Julian
Kamu jadi ke obgyn?Carlina
Engga mas
Tadi aku ngobrol dulu sama cucunya oma sariJulian
Siapa?Carlina
Yohan
TemenmuJulian
Ohh
Terus kamu sekarang di rumah?Carlina
Belum
Aku lagi belanja mingguan
Mas mau apa?Julian
Ga mau apa apa
Sayang
Jangan ke obgyn sendirian ya
Nanti mas temeninCarlina
Gak papa masJulian
Jangan gituCarlina
Aku memang gak mau ditemeninJulian
Loh kenapa?Carlina
Gak usah ngomongin ini lagi...
Aku udah di kasir
Aku mau bayar dulu***
Pernikahan kami tak membaik sama sekali.
Aku belum memasang KB karena masih kerap ragu dengan pilihan itu. Aku tak tahu KB mana yang tepat untukku. Berkonsultasi dengan obgyn saja akan membuatku takut dan memperparah kecemasanku.
Tak pasang KB pun tak masalah. Julian sudah tak menyentuhku selama 4 bulan. Selama pernikahan kami, hanya satu kali itu saja kami pernah berhubungan. Sisanya hanya ciuman dan pelukan biasa.
Sialnya, semakin banyak aku membaca tentang pernikahan di internet, semakin teracuni pikiranku dengan hal-hal buruk.

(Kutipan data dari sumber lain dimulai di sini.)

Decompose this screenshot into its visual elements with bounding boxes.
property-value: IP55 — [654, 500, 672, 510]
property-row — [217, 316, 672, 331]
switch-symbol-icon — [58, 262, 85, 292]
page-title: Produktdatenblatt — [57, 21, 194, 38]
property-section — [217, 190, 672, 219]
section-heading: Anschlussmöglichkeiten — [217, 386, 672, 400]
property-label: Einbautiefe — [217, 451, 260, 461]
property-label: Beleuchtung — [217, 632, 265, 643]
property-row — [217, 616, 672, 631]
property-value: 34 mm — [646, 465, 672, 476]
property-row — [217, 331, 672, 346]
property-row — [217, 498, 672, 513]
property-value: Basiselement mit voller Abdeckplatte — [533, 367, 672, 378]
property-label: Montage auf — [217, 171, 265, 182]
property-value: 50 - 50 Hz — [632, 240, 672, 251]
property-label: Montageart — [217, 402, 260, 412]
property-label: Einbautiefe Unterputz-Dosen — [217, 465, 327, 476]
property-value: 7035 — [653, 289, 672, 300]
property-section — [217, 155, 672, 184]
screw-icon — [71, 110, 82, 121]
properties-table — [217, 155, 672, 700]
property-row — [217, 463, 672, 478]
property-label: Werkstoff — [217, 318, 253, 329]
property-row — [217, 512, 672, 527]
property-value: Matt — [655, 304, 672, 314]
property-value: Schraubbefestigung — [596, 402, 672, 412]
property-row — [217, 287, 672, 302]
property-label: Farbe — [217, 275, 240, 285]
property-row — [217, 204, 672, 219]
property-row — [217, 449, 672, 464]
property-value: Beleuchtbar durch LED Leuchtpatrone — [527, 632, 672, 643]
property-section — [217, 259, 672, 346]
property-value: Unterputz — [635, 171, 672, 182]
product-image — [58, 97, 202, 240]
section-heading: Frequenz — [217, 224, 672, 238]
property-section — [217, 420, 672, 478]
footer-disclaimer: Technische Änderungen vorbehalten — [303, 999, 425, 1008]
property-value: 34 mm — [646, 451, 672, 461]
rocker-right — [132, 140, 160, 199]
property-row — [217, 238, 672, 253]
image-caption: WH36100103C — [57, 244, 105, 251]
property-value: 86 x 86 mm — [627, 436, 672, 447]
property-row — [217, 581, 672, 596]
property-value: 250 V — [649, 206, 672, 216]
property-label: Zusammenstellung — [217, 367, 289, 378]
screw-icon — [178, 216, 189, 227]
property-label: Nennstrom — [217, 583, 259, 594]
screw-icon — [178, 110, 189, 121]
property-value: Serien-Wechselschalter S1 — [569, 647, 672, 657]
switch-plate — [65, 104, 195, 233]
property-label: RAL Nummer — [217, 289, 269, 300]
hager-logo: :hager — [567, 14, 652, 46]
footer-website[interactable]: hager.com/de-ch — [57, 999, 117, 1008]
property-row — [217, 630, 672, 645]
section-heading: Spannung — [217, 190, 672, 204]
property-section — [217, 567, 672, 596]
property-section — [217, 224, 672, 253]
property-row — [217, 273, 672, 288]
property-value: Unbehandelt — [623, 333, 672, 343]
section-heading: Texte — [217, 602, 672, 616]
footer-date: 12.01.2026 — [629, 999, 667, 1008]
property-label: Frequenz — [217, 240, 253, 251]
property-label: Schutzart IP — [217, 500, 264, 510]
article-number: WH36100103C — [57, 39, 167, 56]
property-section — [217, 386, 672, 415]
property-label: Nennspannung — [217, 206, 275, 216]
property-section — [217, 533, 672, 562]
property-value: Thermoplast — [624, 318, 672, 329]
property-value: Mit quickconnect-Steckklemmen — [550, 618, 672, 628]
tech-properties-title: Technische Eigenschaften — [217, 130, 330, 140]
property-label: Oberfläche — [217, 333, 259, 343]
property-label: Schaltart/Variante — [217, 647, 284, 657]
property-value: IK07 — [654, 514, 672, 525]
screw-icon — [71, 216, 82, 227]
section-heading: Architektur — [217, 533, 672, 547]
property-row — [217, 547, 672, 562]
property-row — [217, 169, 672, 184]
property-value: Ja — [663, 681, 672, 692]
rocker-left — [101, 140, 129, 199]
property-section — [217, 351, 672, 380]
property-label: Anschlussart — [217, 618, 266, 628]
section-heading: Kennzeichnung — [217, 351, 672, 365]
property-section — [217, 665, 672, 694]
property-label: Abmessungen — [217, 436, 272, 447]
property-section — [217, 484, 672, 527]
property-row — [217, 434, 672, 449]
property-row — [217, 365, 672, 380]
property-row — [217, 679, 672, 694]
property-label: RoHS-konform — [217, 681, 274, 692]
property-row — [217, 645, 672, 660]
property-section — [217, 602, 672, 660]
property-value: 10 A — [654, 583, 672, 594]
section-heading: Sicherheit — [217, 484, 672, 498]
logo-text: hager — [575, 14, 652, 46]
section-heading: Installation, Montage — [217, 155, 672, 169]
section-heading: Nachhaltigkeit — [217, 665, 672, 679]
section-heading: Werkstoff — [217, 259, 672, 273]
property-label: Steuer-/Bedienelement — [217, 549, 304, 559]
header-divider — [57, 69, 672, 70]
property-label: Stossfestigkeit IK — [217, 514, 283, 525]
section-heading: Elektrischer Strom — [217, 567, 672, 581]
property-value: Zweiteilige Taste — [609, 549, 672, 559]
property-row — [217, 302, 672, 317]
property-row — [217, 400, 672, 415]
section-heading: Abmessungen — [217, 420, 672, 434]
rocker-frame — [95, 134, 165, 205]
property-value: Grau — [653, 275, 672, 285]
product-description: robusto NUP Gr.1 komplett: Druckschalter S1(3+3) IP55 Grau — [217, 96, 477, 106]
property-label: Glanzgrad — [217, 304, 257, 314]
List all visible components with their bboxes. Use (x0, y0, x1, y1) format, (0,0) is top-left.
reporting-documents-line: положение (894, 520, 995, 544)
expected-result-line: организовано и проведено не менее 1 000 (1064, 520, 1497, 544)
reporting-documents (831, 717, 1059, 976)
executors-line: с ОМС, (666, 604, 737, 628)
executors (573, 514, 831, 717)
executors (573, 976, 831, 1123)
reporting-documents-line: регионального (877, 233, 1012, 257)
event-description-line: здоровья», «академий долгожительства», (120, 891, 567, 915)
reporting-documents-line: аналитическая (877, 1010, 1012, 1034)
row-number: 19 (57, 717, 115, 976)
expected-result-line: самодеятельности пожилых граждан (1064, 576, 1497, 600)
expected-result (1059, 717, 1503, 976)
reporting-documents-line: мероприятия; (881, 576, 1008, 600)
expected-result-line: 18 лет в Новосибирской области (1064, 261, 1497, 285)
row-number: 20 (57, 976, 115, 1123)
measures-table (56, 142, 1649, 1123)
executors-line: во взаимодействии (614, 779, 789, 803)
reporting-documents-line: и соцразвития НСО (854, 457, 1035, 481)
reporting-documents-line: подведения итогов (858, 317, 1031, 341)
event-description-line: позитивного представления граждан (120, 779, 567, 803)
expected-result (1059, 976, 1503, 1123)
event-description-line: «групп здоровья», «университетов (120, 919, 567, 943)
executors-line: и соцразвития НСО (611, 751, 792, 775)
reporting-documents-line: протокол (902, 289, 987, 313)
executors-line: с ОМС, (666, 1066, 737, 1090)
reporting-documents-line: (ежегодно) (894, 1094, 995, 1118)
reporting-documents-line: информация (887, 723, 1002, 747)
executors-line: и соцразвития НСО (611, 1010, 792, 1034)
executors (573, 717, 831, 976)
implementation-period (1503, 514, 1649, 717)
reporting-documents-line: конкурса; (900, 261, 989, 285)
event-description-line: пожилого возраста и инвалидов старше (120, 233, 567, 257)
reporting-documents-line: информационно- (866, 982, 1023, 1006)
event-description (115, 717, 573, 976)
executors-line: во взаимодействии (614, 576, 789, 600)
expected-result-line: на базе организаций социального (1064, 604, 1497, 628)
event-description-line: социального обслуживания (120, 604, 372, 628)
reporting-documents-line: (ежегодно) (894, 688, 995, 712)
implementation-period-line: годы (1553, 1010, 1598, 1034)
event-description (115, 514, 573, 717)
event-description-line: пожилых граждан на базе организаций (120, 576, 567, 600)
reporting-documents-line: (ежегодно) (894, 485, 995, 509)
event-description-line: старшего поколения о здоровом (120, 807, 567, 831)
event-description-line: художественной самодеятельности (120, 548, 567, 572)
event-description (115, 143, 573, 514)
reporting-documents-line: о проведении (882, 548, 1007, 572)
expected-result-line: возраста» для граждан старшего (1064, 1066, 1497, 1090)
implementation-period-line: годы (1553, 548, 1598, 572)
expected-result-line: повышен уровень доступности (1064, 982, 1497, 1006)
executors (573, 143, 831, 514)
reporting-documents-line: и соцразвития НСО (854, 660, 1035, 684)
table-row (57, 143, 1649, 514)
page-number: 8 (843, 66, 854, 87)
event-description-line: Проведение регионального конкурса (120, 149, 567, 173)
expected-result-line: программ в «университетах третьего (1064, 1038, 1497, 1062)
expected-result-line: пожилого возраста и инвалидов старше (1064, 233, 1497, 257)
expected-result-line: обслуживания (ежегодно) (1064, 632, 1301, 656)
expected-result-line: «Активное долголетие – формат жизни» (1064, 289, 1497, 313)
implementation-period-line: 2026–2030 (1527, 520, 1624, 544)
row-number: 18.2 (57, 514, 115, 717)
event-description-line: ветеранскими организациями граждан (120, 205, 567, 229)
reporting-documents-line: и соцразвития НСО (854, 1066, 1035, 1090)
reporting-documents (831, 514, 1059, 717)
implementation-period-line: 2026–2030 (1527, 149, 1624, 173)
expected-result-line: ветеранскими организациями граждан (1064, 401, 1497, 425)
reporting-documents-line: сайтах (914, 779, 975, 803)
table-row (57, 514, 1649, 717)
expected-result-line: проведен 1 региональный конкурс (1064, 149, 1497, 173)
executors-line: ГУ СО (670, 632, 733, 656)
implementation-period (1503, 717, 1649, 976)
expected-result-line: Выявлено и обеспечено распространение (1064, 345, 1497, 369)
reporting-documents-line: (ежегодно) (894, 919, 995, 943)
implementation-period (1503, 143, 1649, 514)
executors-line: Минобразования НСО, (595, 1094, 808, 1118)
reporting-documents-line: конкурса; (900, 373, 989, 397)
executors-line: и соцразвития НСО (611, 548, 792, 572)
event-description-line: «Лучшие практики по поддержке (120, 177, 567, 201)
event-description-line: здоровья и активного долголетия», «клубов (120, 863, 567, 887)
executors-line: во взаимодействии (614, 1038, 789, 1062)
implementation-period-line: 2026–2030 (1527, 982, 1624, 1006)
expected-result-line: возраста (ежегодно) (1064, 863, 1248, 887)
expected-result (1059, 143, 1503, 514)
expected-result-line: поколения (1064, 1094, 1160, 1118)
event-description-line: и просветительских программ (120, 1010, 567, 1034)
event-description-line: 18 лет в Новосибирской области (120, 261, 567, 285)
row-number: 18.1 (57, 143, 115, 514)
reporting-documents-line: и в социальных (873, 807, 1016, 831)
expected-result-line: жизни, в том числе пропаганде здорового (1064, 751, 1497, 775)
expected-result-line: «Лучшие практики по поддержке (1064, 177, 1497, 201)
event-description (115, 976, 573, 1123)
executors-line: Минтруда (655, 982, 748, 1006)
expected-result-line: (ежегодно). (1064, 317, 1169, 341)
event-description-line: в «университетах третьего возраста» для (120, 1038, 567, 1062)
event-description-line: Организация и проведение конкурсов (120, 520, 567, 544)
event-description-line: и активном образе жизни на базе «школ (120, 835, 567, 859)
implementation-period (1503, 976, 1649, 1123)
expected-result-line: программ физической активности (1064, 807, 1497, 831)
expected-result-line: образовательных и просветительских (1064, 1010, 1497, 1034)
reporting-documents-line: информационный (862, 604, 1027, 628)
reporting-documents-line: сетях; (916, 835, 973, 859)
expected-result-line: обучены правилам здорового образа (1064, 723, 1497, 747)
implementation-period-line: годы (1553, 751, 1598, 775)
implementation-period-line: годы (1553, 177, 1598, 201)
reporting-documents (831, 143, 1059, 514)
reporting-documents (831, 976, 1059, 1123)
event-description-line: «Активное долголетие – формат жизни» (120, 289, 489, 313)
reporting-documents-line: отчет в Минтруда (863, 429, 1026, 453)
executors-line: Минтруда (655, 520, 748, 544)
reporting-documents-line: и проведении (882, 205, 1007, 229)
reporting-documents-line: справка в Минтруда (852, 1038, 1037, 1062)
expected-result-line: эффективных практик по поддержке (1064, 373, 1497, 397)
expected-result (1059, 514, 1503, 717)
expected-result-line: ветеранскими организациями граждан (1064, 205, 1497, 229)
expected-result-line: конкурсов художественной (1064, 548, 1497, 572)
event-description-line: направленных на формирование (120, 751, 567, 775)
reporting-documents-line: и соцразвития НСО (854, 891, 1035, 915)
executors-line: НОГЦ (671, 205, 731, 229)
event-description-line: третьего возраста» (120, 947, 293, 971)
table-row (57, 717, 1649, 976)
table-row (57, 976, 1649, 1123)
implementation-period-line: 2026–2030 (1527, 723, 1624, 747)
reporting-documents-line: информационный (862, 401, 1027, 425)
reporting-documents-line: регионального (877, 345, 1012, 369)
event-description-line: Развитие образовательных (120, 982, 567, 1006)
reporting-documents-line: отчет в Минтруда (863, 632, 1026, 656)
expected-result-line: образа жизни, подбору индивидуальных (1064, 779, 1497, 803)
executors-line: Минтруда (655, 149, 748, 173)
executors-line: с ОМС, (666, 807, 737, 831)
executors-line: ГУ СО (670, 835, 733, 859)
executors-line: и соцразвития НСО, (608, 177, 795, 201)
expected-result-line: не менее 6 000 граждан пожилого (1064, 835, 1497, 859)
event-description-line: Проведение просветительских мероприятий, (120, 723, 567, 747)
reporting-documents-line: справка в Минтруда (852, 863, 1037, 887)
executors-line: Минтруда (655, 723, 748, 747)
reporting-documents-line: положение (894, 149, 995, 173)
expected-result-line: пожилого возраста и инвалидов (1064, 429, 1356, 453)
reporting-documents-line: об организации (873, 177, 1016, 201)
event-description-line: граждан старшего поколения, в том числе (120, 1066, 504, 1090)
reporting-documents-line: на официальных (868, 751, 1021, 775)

Skenario paling buruk adalah, Julian tak menyukai tubuhku dan merasa puas hanya dengan mengambil keperawananku saja.
Aku selalu mencoba menghindari pemikiran itu. Tapi untuk seseorang seperti Julian, sex bukanlah hal yang tabu dan baru. Ia bisa saja menggodaku semaunya. Aku bahkan ragu jika ia tak memiliki keinginan itu selama ini. Ke mana ia menyalurkannya? Ia bermain sendiri? Atau ada perempuan lain?
Sial, sial, sial.
Setelah kami menikah, Julian juga semakin sibuk dengan pekerjaannya. Ia seperti memiliki banyak waktu untukku sebelum kami menikah. Ia akan menjemputku tiba-tiba, mengikutiku ke perpustakaan, dan dapat bekerja di mana saja.
Akhir pekan kami hanya diisi dengan Julian yang pergi ke gym lalu bermain game atau menonton Netflix. Sangat banyak waktu untukku tersisa, tapi kami tak melakukan apapun. Hanya obrolan ringan tentang kondisi rumah.
"Mas Ian, sibuk kah?"
Aku menghampiri Julian yang sedang membuka laptopnya di perpustakaan. Ruangan ini lebih sering dipakai Julian untuk bekerja. Aku mengambil buku acak dari rak buku dan duduk di sofa sambil pura-pura membaca.
"Sedikit. Ada apa?" tanyanya tanpa memperhatikan wajahku.
"Aku jadi mau pasang KB hari ini atau besok. Aku tunggu kabar dari Dokter Anita dulu," ucapku, merujuk salah satu obgyn di RS Mayapada Bogor yang menjadi referensiku ketika pindah ke sini.
"Car, kita belum ngobrolin ini mateng-mateng," ucap Julian dan akhirnya meninggalkan pandangannya dari laptop itu untuk menatapku.
"Gak ada ruginya, Mas. Aku udah cari tahu. Aku akan pasang IUD. Bisa dilepas kapanpun dan gak akan ganggu hormonku." Aku pun akhirnya tak membaca buku yang kupegang terbalik ini.
"Kamu kenapa gak diskusiin hal ini ke Mas? Mas ini suami kamu." Julian terlihat kesal semakin aku menjelaskan tentang KB.
"Kita sudah diskusi, Mas. Kita akan nunda punya anak. Aku pakai KB untuk bantu Mas juga."
"Iya kita memang nunda, tapi gak perlu KB juga."
"Kenapa gak perlu? Mas bener-bener gak akan nyentuh aku sampai Mas mau?"